American politician (1741–1807)

Peregrine Tilghman (January 24, 1741 – September 20, 1807) was an American politician, judge and planter from Maryland. He was a member of the Maryland Senate, representing Talbot County from 1787 to 1788.

==Early life==
Peregrine Tilghman was born on January 24, 1741, in Queen Anne's County, Maryland, to Susanna (née Frisby) and Richard Tilghman. His father was a justice of the provincial court.

==Career==
He was a member of the 1777 Maryland Convention, representing Talbot County. He was colonel of the 4th battalion of Talbot County. He was appointed purchasing agent for the Continental Army in March 1778 and resigned in April 1778.

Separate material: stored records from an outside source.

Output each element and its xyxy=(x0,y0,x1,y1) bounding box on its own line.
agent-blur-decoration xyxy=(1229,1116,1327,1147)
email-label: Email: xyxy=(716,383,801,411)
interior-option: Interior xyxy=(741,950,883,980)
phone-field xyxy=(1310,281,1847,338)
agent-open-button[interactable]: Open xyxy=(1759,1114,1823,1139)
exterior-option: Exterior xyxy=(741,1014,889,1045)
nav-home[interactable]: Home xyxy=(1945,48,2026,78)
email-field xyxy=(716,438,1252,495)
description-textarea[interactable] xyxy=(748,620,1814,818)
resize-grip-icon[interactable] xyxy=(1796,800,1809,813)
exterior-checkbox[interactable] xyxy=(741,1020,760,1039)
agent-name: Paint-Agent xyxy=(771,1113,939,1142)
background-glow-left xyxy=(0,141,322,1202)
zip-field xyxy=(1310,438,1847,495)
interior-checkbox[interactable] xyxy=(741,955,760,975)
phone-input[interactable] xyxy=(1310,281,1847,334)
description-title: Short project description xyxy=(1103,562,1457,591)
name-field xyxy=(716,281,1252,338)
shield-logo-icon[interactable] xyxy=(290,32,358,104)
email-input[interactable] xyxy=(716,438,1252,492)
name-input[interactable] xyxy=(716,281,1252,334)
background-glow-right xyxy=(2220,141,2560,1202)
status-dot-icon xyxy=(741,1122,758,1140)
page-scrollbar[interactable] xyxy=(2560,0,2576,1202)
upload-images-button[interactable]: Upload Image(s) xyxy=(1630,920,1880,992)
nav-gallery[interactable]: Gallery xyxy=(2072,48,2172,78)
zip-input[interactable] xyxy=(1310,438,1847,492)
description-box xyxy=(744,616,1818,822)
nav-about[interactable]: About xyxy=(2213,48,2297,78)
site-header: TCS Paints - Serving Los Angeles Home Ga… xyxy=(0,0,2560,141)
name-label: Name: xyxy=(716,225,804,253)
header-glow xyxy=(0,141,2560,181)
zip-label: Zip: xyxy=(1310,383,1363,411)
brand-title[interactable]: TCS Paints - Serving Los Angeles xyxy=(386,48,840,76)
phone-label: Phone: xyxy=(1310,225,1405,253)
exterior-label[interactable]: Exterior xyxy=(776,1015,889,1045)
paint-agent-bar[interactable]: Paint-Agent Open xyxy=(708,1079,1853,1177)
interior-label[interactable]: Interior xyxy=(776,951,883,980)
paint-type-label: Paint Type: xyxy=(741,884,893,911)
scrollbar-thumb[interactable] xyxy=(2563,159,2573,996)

Tilghman was a justice from 1777 to 1778. He was appointed justice of the Orphans' Court and tax commissioner of Talbot County in 1778. He was a member of the Maryland Senate, representing the eastern shore, from 1787 to 1791. He was a planter.

==Personal life==
Tilghman married Deborah Lloyd, daughter of Colonel Robert Lloyd. They had three sons and two daughters, Robert Lloyd (1778–1823), Tench (1782–1827), William Hensley (1784–1863), Anna Marie (1774–1858) and Elizabeth. Anna Marie married Judge Nicholas Brice of Baltimore. He was an Anglican and a vestryman at St. Michael's Parish in Talbot County.

Tilghman moved from Queen Anne's County to Talbot County between 1803 and 1804. He then lived in Hope House on Miles River in Talbot County on land previously owned by Robert Lloyd. At the time of his death, he owned 2051 acres of land in Talbot County.

Tilghman died on September 20, 1807, at his home in Talbot County.